Create a concrete sub class for each type of database that you wish to connect to. So you may end up with MySQLDAO, MSSQLDAO, and OracleDAO. each one will load the respective driver and use its respective connection string.
Create another class (lets call it DAOFactory) with a method getDAO(DB) that will create an instance of the DAO depending on the value of DB.
So for instance(in Pseudocode):
if(DB.equals("MySQL")){
DAO = new MySQLDAO();
}
return DAO;
So any code that needs to connect to the database will call the DAOFactory and ask for a DAO instance. You may store the DB value in an external file (like a properties file) so that you do not have to modify code to change the type of database.
this way your code does not need to know which type of database it is connecting to, and if you decide to support a fourth type of database later you will have to add one more class and modify the DAOFactory, not the rest of your code.
If you need anything complex, Hibernate is a good choice.
otherwise, what I would do is store your connection details in a properties file (or some other form of configuration) - namely: driver classname, JDBC url, username and password.
Then, all you need to do is load up the connection details from your properties file and include the correct JAR file on your classpath and you're done.
You could use a library such as Commons-DBCP if you wanted it to be a little easier to configure but other than that it's all you need to do (provided your SQL statements work on every database, of course).
If you're careful (and you test), you can do this with straight JDBC and just vary the driver class and connection information. You definitely want to stay away from the JDBC-ODBC bridge as it's generally slow and unreliable. The bridge is more likely to behave differently across dbs than JDBC is.
I think the DAO path is overkill if your requirements are as simple as listed.
If you're doing a lot of inserts, you might want to investigate prepared statements and batched updates as they are far more efficient. This might end up being less portable - hard to say without testing.
Take a look at Datasource. This is the preferred mechanism for obtaining a database connection.

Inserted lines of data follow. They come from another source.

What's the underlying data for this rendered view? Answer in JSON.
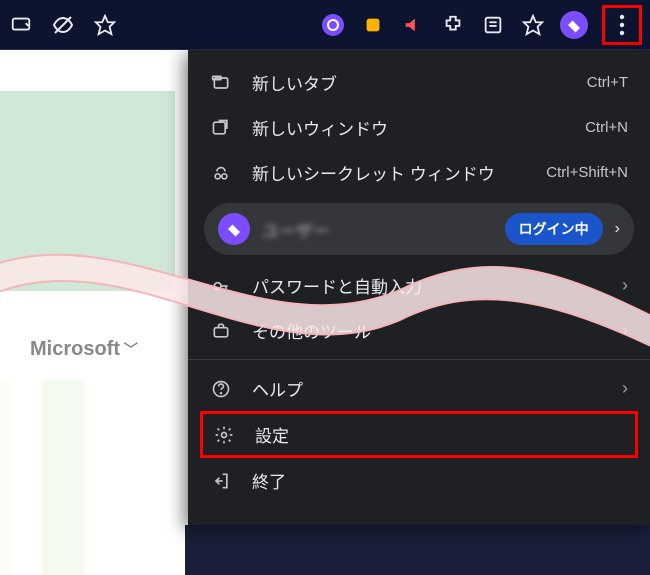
{
  "content": {
    "microsoft_label": "Microsoft"
  },
  "menu": {
    "new_tab": {
      "label": "新しいタブ",
      "shortcut": "Ctrl+T"
    },
    "new_window": {
      "label": "新しいウィンドウ",
      "shortcut": "Ctrl+N"
    },
    "new_incognito": {
      "label": "新しいシークレット ウィンドウ",
      "shortcut": "Ctrl+Shift+N"
    },
    "profile": {
      "name": "ユーザー",
      "login_status": "ログイン中"
    },
    "passwords": {
      "label": "パスワードと自動入力"
    },
    "more_tools": {
      "label": "その他のツール"
    },
    "help": {
      "label": "ヘルプ"
    },
    "settings": {
      "label": "設定"
    },
    "exit": {
      "label": "終了"
    }
  }
}
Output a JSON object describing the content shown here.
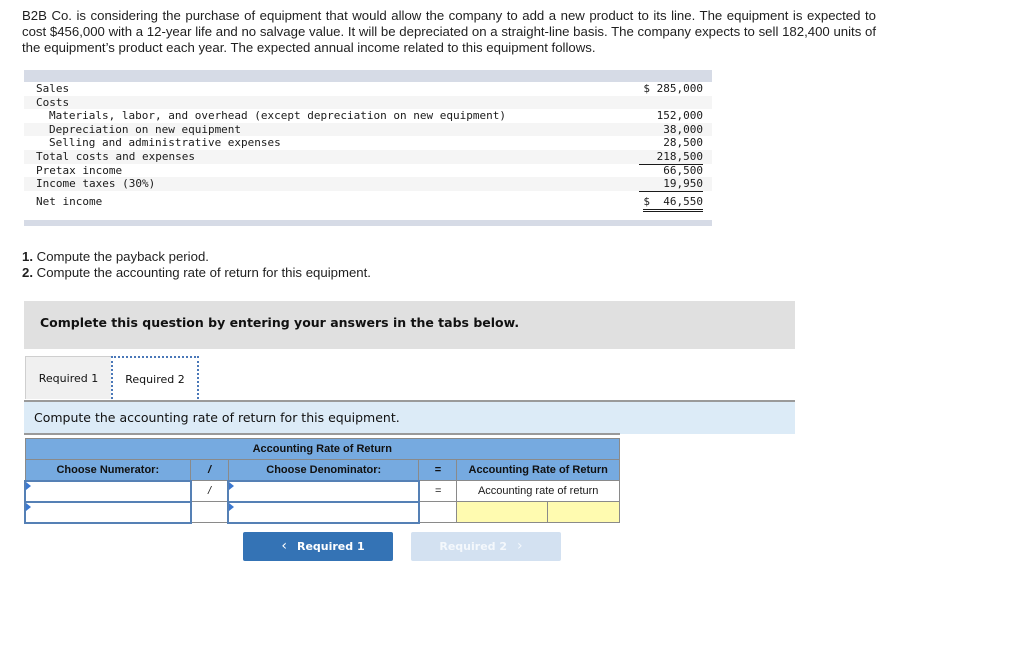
{
  "intro": "B2B Co. is considering the purchase of equipment that would allow the company to add a new product to its line. The equipment is expected to cost $456,000 with a 12-year life and no salvage value. It will be depreciated on a straight-line basis. The company expects to sell 182,400 units of the equipment’s product each year. The expected annual income related to this equipment follows.",
  "statement": {
    "rows": [
      {
        "label": "Sales",
        "value": "$ 285,000"
      },
      {
        "label": "Costs",
        "value": ""
      },
      {
        "label": "Materials, labor, and overhead (except depreciation on new equipment)",
        "value": "152,000"
      },
      {
        "label": "Depreciation on new equipment",
        "value": "38,000"
      },
      {
        "label": "Selling and administrative expenses",
        "value": "28,500"
      },
      {
        "label": "Total costs and expenses",
        "value": "218,500"
      },
      {
        "label": "Pretax income",
        "value": "66,500"
      },
      {
        "label": "Income taxes (30%)",
        "value": "19,950"
      },
      {
        "label": "Net income",
        "value": "$  46,550"
      }
    ]
  },
  "questions": [
    {
      "num": "1.",
      "text": " Compute the payback period."
    },
    {
      "num": "2.",
      "text": " Compute the accounting rate of return for this equipment."
    }
  ],
  "banner": "Complete this question by entering your answers in the tabs below.",
  "tabs": [
    {
      "label": "Required 1",
      "active": false
    },
    {
      "label": "Required 2",
      "active": true
    }
  ],
  "instruction": "Compute the accounting rate of return for this equipment.",
  "arr_table": {
    "title": "Accounting Rate of Return",
    "col_numerator": "Choose Numerator:",
    "col_div": "/",
    "col_denominator": "Choose Denominator:",
    "col_eq": "=",
    "col_result": "Accounting Rate of Return",
    "row1": {
      "numerator": "",
      "div": "/",
      "denominator": "",
      "eq": "=",
      "result": "Accounting rate of return"
    },
    "row2": {
      "numerator": "",
      "div": "",
      "denominator": "",
      "eq": "",
      "result_a": "",
      "result_b": ""
    }
  },
  "nav": {
    "prev_label": "Required 1",
    "next_label": "Required 2",
    "prev_icon": "chevron-left-icon",
    "next_icon": "chevron-right-icon"
  }
}
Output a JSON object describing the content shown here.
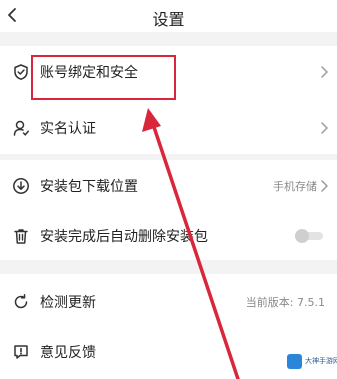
{
  "header": {
    "title": "设置"
  },
  "rows": {
    "account": {
      "label": "账号绑定和安全"
    },
    "realname": {
      "label": "实名认证"
    },
    "download": {
      "label": "安装包下载位置",
      "value": "手机存储"
    },
    "autodelete": {
      "label": "安装完成后自动删除安装包",
      "toggle_on": false
    },
    "update": {
      "label": "检测更新",
      "value": "当前版本: 7.5.1"
    },
    "feedback": {
      "label": "意见反馈"
    }
  },
  "watermark": {
    "text": "大神手游网"
  },
  "colors": {
    "highlight": "#d8263a",
    "separator": "#f3f3f3",
    "secondary_text": "#8a8a8a"
  }
}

IMO this provides an adminstrator the greatest flexibility for choosing database, connection pooling, and transaction strategies.
If you're using tomcat, then see here for how to register a Datasource with tomcat's JNDI.
If you're using Spring, then you can obtain a Datasource using jee:jndi-lookup.
If you're using Spring, but don't want to use JNDI, take a look at DriverManagerDataSource for a discussion of how to obtain a pooled Datasource (DBCP or C3P0).